Laporan: ROBERT MBOIK, Sarmi - Papua
Sejak pukul sembilan pagi, dua mobil Kijang Innova menghela langkah panjang, membelah lembah dan rimba, menyusuri nadi daratan Jayapura, kota penuh kenangan, menuju Sarmi yang kadang berdenyut kuat, kadang tersendat karena luka yang tak kunjung diobati, jalan rusak.
Aku, Robert Mboik, asalku Manggarai Timur, Nusa Tenggara Timur, yang kini menjadi mata dan telinga media terbesar di Papua, Cenderawasih Pos.
Memulai perjalanan bersama Pak Mansur, adik Grati, Pak Weni, dan adik Paska.
Kami bukan sekadar pelancong, kami pemburu kisah, pembidik momen untuk disuguhkan pada dunia.
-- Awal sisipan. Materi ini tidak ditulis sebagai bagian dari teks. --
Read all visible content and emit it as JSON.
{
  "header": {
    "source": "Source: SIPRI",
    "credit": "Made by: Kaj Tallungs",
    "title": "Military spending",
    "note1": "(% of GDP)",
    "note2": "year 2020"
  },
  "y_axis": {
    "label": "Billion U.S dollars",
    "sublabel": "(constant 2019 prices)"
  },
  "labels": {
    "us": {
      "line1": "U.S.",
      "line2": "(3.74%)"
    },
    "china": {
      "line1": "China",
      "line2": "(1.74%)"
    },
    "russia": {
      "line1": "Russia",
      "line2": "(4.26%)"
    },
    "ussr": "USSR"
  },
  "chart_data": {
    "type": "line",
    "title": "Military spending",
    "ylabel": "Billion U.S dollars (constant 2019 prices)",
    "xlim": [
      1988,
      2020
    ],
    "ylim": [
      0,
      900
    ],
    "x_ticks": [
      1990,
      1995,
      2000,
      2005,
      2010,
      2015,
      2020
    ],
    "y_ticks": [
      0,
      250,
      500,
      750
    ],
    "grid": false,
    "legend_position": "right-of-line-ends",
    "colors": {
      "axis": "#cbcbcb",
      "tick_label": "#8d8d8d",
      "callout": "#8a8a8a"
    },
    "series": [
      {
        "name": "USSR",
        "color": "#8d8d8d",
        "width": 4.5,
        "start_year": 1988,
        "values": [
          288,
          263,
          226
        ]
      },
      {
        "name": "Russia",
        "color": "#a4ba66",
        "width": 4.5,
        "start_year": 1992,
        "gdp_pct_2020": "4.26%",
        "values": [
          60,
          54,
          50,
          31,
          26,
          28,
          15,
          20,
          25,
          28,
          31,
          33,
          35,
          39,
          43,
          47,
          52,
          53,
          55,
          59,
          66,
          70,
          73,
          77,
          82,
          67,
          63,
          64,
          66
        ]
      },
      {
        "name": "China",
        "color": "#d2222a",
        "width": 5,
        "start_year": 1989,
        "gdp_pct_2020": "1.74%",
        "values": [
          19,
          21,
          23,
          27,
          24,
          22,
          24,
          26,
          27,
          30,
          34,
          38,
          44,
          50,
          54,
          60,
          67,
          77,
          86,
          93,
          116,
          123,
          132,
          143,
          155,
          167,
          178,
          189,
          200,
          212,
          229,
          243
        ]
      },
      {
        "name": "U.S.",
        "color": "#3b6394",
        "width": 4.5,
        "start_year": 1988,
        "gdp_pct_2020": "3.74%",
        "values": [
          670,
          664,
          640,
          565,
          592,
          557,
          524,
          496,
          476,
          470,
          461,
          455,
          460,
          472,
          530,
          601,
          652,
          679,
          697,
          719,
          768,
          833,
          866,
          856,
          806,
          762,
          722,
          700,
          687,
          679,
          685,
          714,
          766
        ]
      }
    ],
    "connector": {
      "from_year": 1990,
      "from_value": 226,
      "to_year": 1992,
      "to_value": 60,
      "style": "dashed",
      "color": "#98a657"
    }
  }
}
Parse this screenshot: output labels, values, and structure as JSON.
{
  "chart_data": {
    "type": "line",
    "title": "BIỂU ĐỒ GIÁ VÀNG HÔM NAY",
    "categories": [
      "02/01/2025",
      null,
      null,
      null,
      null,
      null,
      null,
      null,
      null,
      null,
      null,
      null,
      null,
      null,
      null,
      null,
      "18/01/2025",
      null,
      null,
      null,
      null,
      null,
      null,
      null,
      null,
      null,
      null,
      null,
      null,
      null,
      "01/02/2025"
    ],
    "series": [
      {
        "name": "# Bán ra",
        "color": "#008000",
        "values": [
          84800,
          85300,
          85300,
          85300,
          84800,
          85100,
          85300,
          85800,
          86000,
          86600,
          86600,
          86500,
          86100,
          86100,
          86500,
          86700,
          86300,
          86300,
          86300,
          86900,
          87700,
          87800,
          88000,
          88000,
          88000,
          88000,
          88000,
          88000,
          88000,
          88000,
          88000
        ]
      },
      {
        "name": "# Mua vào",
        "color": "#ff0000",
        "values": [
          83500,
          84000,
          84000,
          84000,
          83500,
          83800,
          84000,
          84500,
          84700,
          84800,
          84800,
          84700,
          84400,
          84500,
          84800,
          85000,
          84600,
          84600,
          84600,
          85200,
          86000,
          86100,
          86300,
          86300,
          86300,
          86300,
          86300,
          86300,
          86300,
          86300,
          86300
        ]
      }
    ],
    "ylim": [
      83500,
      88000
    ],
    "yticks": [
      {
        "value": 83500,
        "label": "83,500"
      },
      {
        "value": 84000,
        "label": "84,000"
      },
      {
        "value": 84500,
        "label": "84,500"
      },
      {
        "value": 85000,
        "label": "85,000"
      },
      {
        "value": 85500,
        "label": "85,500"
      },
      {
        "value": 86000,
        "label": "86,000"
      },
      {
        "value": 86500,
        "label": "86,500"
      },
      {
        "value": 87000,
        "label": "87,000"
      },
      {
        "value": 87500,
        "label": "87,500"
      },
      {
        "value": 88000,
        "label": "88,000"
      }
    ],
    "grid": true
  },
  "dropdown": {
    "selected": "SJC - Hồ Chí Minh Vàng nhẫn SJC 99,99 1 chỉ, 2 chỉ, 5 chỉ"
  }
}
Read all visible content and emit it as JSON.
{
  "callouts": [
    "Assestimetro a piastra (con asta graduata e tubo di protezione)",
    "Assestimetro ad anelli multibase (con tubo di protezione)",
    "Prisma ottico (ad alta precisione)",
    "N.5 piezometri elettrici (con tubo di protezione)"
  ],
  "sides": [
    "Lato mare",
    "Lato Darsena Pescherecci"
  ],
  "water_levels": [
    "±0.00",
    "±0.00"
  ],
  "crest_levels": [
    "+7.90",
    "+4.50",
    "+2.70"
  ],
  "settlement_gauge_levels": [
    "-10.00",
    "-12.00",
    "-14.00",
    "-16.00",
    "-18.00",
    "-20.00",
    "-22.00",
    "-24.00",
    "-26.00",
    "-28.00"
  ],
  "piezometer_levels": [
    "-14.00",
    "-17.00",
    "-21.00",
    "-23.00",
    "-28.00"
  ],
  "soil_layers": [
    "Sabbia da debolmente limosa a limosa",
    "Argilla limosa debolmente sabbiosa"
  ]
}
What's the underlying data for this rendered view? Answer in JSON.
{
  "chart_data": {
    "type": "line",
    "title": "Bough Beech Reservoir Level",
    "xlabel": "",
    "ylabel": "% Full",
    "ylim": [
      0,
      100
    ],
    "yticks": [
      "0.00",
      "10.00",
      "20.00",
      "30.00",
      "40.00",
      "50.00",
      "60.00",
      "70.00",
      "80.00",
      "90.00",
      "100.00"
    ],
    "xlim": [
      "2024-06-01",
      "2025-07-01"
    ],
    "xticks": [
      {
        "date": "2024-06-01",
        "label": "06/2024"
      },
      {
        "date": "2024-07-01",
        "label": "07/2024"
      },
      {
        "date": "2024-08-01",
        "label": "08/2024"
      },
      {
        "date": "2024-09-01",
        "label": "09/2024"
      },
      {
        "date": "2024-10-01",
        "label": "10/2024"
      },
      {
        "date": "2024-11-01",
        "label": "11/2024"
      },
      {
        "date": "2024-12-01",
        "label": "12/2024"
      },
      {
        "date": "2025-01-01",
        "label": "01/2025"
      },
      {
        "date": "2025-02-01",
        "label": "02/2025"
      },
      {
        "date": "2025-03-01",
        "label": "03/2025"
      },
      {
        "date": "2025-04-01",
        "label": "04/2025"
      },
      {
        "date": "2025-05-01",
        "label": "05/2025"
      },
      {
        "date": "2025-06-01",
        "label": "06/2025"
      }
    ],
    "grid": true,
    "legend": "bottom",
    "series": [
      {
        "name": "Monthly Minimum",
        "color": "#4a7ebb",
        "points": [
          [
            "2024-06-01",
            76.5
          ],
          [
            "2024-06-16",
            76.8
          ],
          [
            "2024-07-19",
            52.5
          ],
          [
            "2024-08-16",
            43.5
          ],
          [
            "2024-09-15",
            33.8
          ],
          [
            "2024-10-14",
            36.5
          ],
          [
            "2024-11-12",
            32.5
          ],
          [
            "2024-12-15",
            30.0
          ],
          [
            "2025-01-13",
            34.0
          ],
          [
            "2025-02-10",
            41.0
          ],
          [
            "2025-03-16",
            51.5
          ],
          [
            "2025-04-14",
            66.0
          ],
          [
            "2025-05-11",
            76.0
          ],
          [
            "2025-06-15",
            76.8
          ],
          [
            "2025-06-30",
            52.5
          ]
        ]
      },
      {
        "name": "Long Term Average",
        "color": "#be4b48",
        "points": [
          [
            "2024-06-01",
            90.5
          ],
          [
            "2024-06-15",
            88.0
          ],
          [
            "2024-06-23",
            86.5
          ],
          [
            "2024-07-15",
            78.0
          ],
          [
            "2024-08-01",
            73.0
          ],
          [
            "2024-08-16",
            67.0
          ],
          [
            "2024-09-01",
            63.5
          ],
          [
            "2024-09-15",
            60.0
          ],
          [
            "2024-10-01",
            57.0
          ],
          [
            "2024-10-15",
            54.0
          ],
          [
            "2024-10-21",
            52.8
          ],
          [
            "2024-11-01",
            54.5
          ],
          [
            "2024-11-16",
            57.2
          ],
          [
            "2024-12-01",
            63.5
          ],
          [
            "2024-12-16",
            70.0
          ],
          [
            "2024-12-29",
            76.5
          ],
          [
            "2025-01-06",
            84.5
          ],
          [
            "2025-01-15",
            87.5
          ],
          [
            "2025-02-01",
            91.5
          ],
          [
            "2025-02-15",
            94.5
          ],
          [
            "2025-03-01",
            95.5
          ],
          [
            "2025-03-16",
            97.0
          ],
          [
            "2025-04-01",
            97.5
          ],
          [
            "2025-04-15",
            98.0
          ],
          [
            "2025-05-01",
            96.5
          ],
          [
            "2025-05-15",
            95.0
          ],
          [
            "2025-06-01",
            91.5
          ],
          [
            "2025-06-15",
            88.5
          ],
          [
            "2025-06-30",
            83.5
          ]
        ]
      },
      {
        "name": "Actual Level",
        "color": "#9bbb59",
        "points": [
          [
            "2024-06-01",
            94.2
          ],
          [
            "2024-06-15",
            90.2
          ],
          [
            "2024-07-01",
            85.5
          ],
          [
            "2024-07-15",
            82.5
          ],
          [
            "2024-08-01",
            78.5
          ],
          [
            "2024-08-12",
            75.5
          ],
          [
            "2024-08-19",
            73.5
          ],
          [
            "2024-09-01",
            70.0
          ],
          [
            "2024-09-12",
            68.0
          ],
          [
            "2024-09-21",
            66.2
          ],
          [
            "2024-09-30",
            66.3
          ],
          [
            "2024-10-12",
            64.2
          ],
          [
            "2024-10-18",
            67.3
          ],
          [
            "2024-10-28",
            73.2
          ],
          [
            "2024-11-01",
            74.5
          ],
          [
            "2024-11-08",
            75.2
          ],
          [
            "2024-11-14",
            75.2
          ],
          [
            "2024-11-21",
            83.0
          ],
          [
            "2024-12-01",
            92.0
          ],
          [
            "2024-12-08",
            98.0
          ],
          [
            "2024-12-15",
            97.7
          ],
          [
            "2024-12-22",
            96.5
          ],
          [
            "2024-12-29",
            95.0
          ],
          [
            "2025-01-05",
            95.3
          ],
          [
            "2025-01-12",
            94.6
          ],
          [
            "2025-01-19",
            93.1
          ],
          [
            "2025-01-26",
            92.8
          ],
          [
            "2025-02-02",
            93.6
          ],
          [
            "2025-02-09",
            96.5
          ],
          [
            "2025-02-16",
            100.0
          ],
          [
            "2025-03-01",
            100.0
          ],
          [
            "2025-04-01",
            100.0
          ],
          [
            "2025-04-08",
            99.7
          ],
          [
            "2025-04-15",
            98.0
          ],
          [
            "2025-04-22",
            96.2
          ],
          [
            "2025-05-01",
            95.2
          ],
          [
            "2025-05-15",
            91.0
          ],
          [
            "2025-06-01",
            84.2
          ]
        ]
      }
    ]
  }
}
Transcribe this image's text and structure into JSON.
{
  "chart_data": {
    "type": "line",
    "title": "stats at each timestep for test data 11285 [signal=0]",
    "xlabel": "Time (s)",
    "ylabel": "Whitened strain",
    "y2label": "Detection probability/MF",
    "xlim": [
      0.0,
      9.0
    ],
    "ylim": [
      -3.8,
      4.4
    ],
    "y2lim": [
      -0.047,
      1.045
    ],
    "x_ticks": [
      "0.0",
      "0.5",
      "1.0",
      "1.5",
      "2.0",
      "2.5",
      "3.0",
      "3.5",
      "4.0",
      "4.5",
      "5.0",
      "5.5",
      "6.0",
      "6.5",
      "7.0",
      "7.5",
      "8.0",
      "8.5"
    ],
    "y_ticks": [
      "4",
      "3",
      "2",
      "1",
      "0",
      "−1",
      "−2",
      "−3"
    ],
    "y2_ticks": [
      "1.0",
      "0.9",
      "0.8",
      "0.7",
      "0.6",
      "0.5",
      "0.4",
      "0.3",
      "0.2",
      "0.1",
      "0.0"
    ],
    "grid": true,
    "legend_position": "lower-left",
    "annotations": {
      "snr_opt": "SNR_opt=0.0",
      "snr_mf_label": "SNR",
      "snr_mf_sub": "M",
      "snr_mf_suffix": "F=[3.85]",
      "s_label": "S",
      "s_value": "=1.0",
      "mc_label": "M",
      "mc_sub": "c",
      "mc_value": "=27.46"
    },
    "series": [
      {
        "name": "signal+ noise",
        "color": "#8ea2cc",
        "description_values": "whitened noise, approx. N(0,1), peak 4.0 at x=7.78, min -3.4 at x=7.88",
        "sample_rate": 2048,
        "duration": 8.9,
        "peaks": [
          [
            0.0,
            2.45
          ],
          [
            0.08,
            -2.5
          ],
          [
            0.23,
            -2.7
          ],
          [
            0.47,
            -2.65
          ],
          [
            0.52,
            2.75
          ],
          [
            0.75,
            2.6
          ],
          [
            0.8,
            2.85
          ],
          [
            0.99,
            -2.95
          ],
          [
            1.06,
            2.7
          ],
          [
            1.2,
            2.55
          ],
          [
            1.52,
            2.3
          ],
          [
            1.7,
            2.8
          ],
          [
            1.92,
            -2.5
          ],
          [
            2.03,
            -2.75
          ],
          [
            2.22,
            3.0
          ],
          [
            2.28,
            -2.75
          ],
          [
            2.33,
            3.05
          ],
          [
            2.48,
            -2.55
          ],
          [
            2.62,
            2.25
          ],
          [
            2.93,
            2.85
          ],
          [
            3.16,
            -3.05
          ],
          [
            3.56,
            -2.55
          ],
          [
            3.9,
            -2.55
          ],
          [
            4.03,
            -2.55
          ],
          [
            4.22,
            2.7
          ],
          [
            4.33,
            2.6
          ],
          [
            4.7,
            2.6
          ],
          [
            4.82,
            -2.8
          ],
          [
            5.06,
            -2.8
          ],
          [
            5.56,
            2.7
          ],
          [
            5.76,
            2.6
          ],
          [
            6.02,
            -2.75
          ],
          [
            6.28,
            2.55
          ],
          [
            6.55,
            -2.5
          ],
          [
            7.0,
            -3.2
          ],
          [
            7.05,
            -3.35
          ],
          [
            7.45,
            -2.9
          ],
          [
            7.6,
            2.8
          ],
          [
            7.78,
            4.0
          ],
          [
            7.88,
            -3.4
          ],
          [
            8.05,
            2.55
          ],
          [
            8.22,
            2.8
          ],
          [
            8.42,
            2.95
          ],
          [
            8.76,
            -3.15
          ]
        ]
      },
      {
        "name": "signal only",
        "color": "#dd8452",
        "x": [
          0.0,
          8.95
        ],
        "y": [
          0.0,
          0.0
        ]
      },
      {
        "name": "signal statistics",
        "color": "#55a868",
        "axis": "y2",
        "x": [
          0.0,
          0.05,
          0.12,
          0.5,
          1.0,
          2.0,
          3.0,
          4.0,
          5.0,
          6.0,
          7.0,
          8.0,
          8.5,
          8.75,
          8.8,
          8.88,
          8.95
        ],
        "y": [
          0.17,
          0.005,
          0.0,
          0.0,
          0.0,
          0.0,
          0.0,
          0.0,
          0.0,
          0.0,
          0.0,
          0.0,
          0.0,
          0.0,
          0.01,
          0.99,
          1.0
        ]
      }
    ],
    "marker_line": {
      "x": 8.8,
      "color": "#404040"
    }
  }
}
Dari Sentani hingga Nimbokrang, aspal masih ramah, mulus bak janji manis politisi saat kampanye.
Tapi begitu kami memasuki Distrik Kaureh, jalan mulai menunjukkan wajah aslinya, bergelombang, berlubang, bahkan di beberapa titik tak lagi layak disebut jalan.
Ini bukan sekadar medan, ini ujian kesabaran dan kekuatan rangka mobil.
Kamipun berguncang dalam irama tak beraturan, seolah kendaraan menari di atas luka-luka bumi yang tak pernah sembuh.
"Saya bukan biasa lagi ke Sarmi, ini sudah jadi urat nadi kami," kata Akbar, sopir rental yang setia memegang kemudi meski aspal mengoyak roda.
Ia mengemudi laksana penari lincah di panggung penuh jebakan, 60 hingga 80 kilometer per jam tanpa ragu, hafal setiap lekuk dan lubang seperti membaca puisi usang yang diulang tiap hari.